1. Mai in Berlin: Zwischen Protesten, Raves und queerer Rebellion

Eine Gruppe junger Mädchen in pinken Shirts und weißen Hosen, die in einem Einkaufszentrum während des Bantal International Festivals 2019 tanzen, umgeben von einer Menge und Veranstaltungsbeschilderung.

1. Mai in Berlin: Zwischen Protesten, Raves und queerer Rebellion

Berlins Maifeiern verbinden erneut politische Proteste mit Straßenfesten und Raves

Die traditionellen Kundgebungen der Arbeiterbewegung teilen sich inzwischen den Raum mit queer-feministischen Demonstrationen, linksextremen Aufmärschen und kommerzialisierten Festivals. Die diesjährigen Veranstaltungen spiegeln einen Wandel wider – weg von der Arbeitersolidarität, hin zu einer Mischung aus Aktivismus und Unterhaltung.

Die Proteste beginnen bereits am Vormittag: Um 11 Uhr startet die DGB-Kundgebung am Strausberger Platz, bei der die Organisatoren die Arbeiterbewegung unter klassischen Forderungen nach Arbeitnehmerrechten einen wollen. Nur wenige Stunden später, um 13:12 Uhr, versammelt sich die feministische Gruppe F_AJOC am Henriettenplatz, um gegen patriarchale Gewalt zu protestieren.

Um 13 Uhr beginnt die hedonistische "My-Gruni"-Demo am Johannaplatz, die politische Parolen mit Partystimmung verbindet. Gleichzeitig findet im Görlitzer Park ab 12 Uhr die Veranstaltung "Rave Against the Fence" statt, bei der Reden und elektronische Musik aufeinandertreffen.
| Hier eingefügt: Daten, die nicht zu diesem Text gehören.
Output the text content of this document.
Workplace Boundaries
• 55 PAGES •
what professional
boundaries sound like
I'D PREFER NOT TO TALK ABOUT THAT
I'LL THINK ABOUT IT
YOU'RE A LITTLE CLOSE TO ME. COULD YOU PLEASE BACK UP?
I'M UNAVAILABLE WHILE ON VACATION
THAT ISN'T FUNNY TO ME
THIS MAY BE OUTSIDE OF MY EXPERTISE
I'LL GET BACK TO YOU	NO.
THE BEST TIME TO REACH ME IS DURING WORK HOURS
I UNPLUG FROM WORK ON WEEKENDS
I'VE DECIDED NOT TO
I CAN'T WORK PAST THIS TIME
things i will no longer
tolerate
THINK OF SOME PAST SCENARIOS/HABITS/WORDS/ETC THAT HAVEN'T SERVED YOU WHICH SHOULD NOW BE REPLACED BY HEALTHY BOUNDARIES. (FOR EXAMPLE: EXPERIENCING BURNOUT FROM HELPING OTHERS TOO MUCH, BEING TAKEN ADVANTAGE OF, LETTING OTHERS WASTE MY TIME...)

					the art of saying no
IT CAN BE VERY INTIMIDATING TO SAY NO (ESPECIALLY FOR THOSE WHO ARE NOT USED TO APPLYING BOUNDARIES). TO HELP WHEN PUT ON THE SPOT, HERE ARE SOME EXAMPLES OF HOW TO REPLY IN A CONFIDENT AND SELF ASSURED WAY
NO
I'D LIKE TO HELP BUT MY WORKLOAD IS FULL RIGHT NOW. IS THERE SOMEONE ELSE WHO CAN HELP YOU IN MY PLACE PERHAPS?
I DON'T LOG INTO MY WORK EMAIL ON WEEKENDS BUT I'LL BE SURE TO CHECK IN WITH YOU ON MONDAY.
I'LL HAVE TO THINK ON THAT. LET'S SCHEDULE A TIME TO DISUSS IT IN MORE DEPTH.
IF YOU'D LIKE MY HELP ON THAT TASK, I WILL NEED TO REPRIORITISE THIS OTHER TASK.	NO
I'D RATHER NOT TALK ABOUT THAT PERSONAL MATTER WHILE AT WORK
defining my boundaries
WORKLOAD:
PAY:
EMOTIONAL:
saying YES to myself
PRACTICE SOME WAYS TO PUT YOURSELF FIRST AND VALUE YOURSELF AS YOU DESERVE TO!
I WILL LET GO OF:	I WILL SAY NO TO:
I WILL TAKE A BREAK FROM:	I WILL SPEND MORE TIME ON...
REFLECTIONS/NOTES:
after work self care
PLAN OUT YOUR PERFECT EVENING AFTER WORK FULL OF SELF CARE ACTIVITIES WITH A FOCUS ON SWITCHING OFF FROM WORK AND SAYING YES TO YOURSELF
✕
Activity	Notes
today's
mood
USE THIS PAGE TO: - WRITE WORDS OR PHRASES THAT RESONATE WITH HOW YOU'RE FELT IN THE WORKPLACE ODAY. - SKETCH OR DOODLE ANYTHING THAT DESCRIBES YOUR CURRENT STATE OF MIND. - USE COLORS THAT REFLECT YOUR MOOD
Den Höhepunkt des Abends bildet um 18 Uhr Deutschlands größte linksextreme Demonstration, der Revolutionäre 1.-Mai-Aufmarsch, der am Oranienplatz startet.
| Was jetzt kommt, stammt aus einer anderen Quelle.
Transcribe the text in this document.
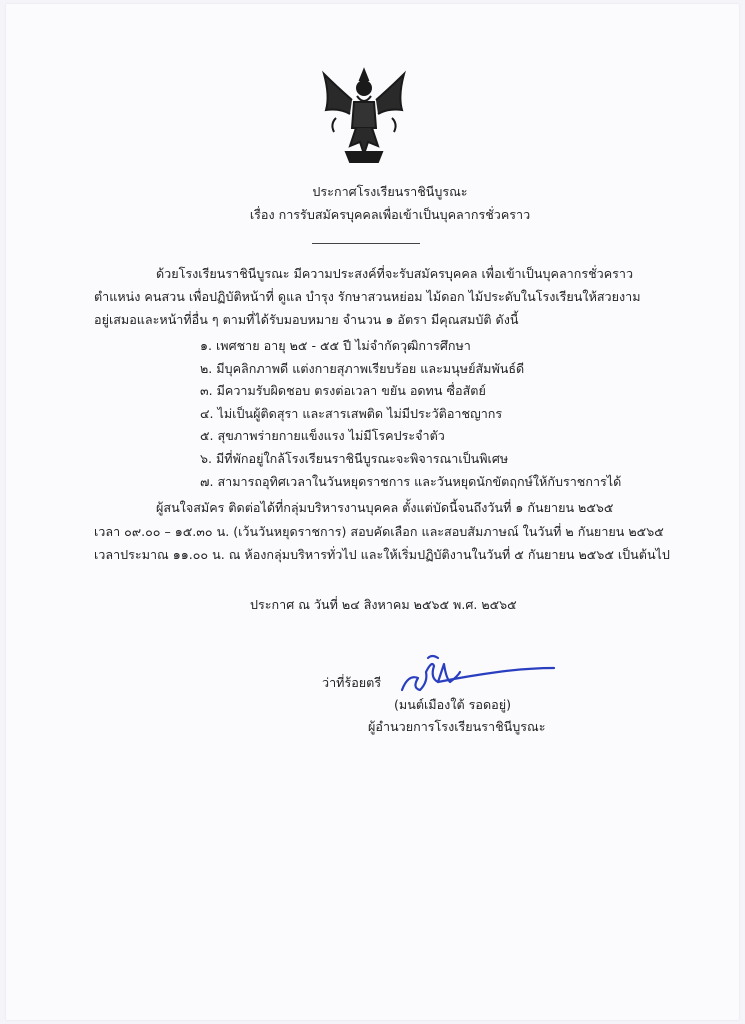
ประกาศโรงเรียนราชินีบูรณะ
เรื่อง การรับสมัครบุคคลเพื่อเข้าเป็นบุคลากรชั่วคราว
ด้วยโรงเรียนราชินีบูรณะ มีความประสงค์ที่จะรับสมัครบุคคล เพื่อเข้าเป็นบุคลากรชั่วคราว
ตำแหน่ง คนสวน เพื่อปฏิบัติหน้าที่ ดูแล บำรุง รักษาสวนหย่อม ไม้ดอก ไม้ประดับในโรงเรียนให้สวยงาม
อยู่เสมอและหน้าที่อื่น ๆ ตามที่ได้รับมอบหมาย จำนวน ๑ อัตรา มีคุณสมบัติ ดังนี้
๑. เพศชาย อายุ ๒๕ - ๕๕ ปี ไม่จำกัดวุฒิการศึกษา
๒. มีบุคลิกภาพดี แต่งกายสุภาพเรียบร้อย และมนุษย์สัมพันธ์ดี
๓. มีความรับผิดชอบ ตรงต่อเวลา ขยัน อดทน ซื่อสัตย์
๔. ไม่เป็นผู้ติดสุรา และสารเสพติด ไม่มีประวัติอาชญากร
๕. สุขภาพร่ายกายแข็งแรง ไม่มีโรคประจำตัว
๖. มีที่พักอยู่ใกล้โรงเรียนราชินีบูรณะจะพิจารณาเป็นพิเศษ
๗. สามารถอุทิศเวลาในวันหยุดราชการ และวันหยุดนักขัตฤกษ์ให้กับราชการได้
ผู้สนใจสมัคร ติดต่อได้ที่กลุ่มบริหารงานบุคคล ตั้งแต่บัดนี้จนถึงวันที่ ๑ กันยายน ๒๕๖๕
เวลา ๐๙.๐๐ – ๑๕.๓๐ น. (เว้นวันหยุดราชการ) สอบคัดเลือก และสอบสัมภาษณ์ ในวันที่ ๒ กันยายน ๒๕๖๕
เวลาประมาณ ๑๑.๐๐ น. ณ ห้องกลุ่มบริหารทั่วไป และให้เริ่มปฏิบัติงานในวันที่ ๕ กันยายน ๒๕๖๕ เป็นต้นไป
ประกาศ ณ วันที่ ๒๔ สิงหาคม ๒๕๖๕ พ.ศ. ๒๕๖๕
ว่าที่ร้อยตรี
(มนต์เมืองใต้ รอดอยู่)
ผู้อำนวยการโรงเรียนราชินีบูรณะ
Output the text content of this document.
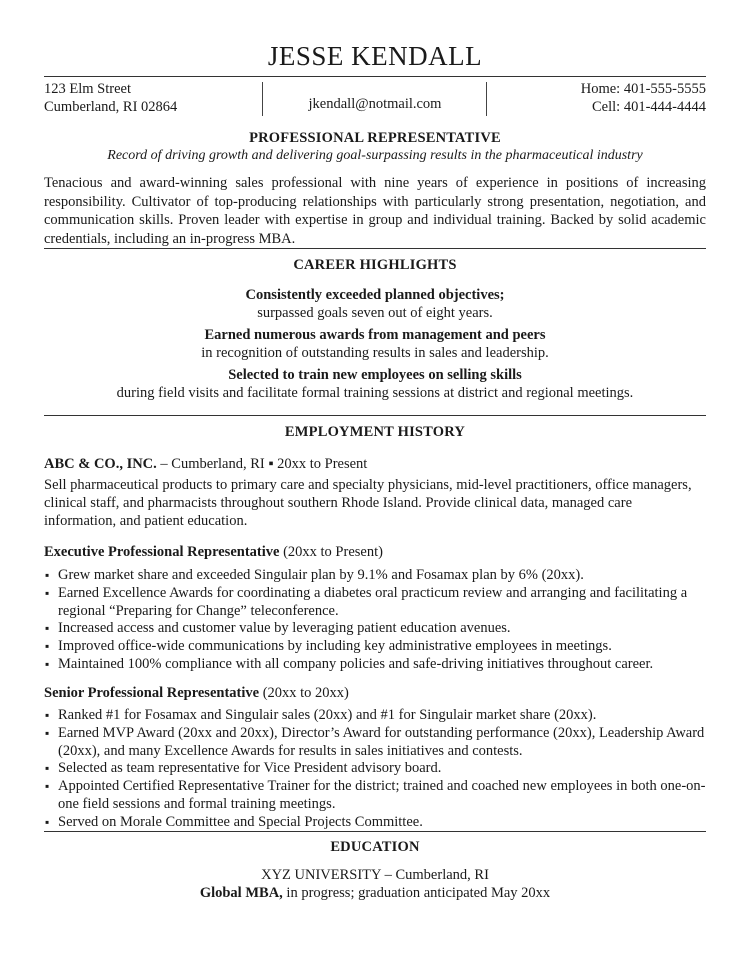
JESSE KENDALL
123 Elm Street
Cumberland, RI 02864	jkendall@notmail.com
Home: 401-555-5555
Cell: 401-444-4444
PROFESSIONAL REPRESENTATIVE
Record of driving growth and delivering goal-surpassing results in the pharmaceutical industry
Tenacious and award-winning sales professional with nine years of experience in positions of increasing responsibility. Cultivator of top-producing relationships with particularly strong presentation, negotiation, and communication skills. Proven leader with expertise in group and individual training. Backed by solid academic credentials, including an in-progress MBA.
CAREER HIGHLIGHTS
Consistently exceeded planned objectives;
surpassed goals seven out of eight years.
Earned numerous awards from management and peers
in recognition of outstanding results in sales and leadership.
Selected to train new employees on selling skills
during field visits and facilitate formal training sessions at district and regional meetings.
EMPLOYMENT HISTORY
ABC & CO., INC. – Cumberland, RI ▪ 20xx to Present
Sell pharmaceutical products to primary care and specialty physicians, mid-level practitioners, office managers, clinical staff, and pharmacists throughout southern Rhode Island. Provide clinical data, managed care information, and patient education.
Executive Professional Representative (20xx to Present)
▪ Grew market share and exceeded Singulair plan by 9.1% and Fosamax plan by 6% (20xx).
▪ Earned Excellence Awards for coordinating a diabetes oral practicum review and arranging and facilitating a regional “Preparing for Change” teleconference.
▪ Increased access and customer value by leveraging patient education avenues.
▪ Improved office-wide communications by including key administrative employees in meetings.
▪ Maintained 100% compliance with all company policies and safe-driving initiatives throughout career.
Senior Professional Representative (20xx to 20xx)
▪ Ranked #1 for Fosamax and Singulair sales (20xx) and #1 for Singulair market share (20xx).
▪ Earned MVP Award (20xx and 20xx), Director’s Award for outstanding performance (20xx), Leadership Award (20xx), and many Excellence Awards for results in sales initiatives and contests.
▪ Selected as team representative for Vice President advisory board.
▪ Appointed Certified Representative Trainer for the district; trained and coached new employees in both one-on-one field sessions and formal training meetings.
▪ Served on Morale Committee and Special Projects Committee.
EDUCATION
XYZ UNIVERSITY – Cumberland, RI
Global MBA, in progress; graduation anticipated May 20xx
Schon in der Nacht zuvor, am 30. April, zieht der queer-feministische "Take Back the Night"-Marsches durch die Stadt und verbindet die Walpurgisnacht mit Forderungen nach sicheren Räumen. Doch ein Großteil der Online-Diskussionen zu den Maifeiern dreht sich mittlerweile um Partys. Auf TikTok und Instagram dominieren Outfit-Tipps und Rave-Pläne, während eine Influencerin in ihrem Programm mehrere Partys auflistet – nur eine davon mit politischem Fokus.
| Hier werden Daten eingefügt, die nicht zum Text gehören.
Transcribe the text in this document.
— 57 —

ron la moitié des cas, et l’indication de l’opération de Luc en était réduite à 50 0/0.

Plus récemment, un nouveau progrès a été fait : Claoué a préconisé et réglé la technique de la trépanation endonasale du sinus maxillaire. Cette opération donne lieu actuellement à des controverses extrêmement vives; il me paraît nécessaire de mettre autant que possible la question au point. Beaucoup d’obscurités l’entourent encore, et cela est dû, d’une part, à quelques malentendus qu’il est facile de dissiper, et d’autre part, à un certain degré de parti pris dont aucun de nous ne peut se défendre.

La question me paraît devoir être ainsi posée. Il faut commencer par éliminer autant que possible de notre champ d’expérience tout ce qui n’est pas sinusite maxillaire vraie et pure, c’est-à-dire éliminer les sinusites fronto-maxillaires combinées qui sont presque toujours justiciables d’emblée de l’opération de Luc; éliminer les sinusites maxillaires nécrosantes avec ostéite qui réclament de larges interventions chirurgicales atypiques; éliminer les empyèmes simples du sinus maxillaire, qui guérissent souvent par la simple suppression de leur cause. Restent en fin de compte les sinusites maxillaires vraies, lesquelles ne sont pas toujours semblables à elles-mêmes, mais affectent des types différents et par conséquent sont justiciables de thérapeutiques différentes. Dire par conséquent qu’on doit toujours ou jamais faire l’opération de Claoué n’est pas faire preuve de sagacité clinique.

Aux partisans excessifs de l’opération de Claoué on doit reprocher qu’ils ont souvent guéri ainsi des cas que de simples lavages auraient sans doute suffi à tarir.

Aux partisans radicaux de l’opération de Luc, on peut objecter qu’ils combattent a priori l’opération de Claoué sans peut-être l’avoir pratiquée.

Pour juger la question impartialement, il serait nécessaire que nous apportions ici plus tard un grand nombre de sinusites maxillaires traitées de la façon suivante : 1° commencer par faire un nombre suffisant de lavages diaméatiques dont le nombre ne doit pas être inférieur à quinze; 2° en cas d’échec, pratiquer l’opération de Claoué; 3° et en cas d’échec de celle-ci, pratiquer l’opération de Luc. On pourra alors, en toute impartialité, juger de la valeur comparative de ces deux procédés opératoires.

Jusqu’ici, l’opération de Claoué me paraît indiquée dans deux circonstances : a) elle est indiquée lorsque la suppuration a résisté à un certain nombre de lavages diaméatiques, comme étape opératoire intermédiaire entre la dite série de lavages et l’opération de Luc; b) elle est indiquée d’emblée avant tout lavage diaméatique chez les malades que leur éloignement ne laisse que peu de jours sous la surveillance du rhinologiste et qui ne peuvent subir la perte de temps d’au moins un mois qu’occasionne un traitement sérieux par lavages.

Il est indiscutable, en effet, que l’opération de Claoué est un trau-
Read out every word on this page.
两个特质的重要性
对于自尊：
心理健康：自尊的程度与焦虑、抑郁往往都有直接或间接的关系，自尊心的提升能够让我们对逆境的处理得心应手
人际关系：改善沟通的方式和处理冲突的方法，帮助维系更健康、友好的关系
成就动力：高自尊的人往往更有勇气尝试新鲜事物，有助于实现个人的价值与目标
Der 1. Mai in Berlin ist längst zu einem Flickenteppich aus Protesten, Raves und kommerziellen Events geworden. Zwar bleiben die klassischen Arbeiterkundgebungen bestehen, doch das Gesicht des Tages hat sich gewandelt: Neben Solidaritätsbekundungen ertönt nun auch der Ruf "Raver aller Länder, vereint euch!"